First, thanks to Western inventions and Chinese manufactured goods, Middle
Easterners can now access the non-Muslim world cheaply and vicariously. To
millions of Muslims, the planet appears - on the Internet, DVDs and satellite
television - to be growing rich as most of their world stays poor.
Second, the Middle East either will not or cannot make the changes necessary
to catch up with what they see in the rest of the world. Tribalism - loyalty
only to kin rather than to society at large - impedes merit and thus progress.
So does gender apartheid. Who knows how many would-be Margaret Thatchers or
Sandra Day O'Connors remain veiled in the kitchen?
Religious fundamentalism translates into rote prayers in madrassas while those
outside the Middle East master science and engineering. Without a transparent
capitalist system - antithetical to both sharia (Muslim law) and state-run
economies - initiative is never rewarded. Corruption is.
Meanwhile, mere discussion in much of the region of what is wrong can mean
execution by a militia, government thug or religious vigilante.
So, Middle Easterners are left with the old frustration of wanting the good
life of Western society but lacking either the ability or willingness to
change the status quo to get it.
Instead, we get monotonous scapegoating. Blaming America or Israel - "Those
sneaky Jews did it!" - has become a regional pastime.
And after the multifarious failures of Yasser Arafat, the Assads in Syria,
Muammar Gaddafi, Gamal Abdel Nasser, Saddam Hussein and other corrupt
autocrats, many have, predictably, retreated to fundamentalist extremism.
Almost daily, some fundamentalist claims that the killing of Westerners is
justified - because of a cartoon, a Papal paragraph or, most recently, British
knighthood awarded to novelist Salman Rushdie. The terrorism of Osama bin
Laden, Hamas, Hezbollah and the Taliban is as much about nihilist rage as it
is about blackmailing Western governments to grant concessions.
Meanwhile, millions of others simply flee the mess, immigrating to either
Europe or the United States.
These reactions to failure often lead to circumstances that can defy logic.

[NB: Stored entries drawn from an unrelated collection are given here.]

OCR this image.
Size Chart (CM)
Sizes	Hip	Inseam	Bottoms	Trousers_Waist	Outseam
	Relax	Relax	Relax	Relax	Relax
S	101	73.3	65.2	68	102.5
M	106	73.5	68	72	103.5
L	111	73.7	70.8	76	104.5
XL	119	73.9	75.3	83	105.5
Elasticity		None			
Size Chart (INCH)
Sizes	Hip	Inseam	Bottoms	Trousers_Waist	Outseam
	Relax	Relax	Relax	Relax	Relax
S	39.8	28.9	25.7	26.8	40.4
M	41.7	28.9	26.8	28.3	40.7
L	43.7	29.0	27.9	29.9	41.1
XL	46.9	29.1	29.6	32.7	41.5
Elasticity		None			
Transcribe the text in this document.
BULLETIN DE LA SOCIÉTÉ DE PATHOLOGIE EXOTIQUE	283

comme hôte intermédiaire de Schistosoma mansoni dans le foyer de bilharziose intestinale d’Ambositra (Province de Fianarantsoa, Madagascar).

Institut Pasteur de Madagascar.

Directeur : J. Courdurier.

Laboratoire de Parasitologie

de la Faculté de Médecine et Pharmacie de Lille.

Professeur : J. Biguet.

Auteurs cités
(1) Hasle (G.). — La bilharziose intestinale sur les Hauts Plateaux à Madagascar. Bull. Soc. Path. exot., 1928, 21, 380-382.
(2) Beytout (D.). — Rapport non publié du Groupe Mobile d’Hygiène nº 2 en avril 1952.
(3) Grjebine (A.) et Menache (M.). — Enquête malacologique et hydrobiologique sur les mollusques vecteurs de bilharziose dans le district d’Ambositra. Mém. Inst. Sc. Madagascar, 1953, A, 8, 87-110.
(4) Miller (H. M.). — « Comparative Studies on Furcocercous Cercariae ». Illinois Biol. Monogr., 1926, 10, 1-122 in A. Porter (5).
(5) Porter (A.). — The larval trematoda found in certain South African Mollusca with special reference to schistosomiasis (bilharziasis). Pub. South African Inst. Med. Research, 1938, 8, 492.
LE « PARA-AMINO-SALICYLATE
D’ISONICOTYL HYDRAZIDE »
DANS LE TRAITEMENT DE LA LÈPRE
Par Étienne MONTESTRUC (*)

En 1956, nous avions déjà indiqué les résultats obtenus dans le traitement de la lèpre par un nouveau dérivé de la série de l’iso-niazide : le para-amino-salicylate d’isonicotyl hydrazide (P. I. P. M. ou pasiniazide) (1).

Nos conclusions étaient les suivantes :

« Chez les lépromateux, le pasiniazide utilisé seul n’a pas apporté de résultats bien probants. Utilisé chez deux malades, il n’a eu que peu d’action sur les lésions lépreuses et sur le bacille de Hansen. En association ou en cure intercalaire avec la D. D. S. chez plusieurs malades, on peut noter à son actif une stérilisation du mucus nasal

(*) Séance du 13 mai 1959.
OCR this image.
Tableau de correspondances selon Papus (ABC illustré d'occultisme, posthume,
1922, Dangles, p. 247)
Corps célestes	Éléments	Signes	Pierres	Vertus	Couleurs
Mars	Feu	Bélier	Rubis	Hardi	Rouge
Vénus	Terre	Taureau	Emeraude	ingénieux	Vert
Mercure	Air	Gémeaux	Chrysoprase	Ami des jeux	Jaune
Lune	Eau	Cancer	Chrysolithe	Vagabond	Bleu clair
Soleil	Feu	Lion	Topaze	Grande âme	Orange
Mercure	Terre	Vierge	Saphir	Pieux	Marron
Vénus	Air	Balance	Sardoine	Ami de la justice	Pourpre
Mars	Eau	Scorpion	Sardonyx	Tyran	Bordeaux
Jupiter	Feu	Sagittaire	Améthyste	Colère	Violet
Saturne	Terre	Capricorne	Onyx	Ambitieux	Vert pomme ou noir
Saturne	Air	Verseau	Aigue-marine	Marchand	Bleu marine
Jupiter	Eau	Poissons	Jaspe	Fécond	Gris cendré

The poor terrorists of Arafat's old party, Fatah, seem to shriek that they
have been out-terrorized by Hamas, and desperately con more Western aid to
make up for what has been squandered or stolen.
Muslims flock to Europe to enjoy a level of freedom and opportunity long
denied at home. But no sooner have many arrived than they castigate their
adopted continent as decadent. The ungracious prefer intolerant sharia -
denying to their own the very freedom of choice that was given to them by
others.
Our response in America to this perennial Middle East temper tantrum?
In the last 20 years, we've sent billions in aid to the Arab world. We've
saved Muslims from Bosnia to Kuwait. We've removed dangerous thugs in
Afghanistan and Iraq, fostering democracies in their place. We've opened our
borders to immigrants from the Middle East. We've paid billions of dollars in
inflated oil prices. All the while, many in the West have wrongly blamed
themselves for the conditions in the Middle East.
It's past time for Middle Easterners to fix their own self-inflicted mess. In
the meantime, the U.S. and its allies should help as we can - but first
protect ourselves from them as we must.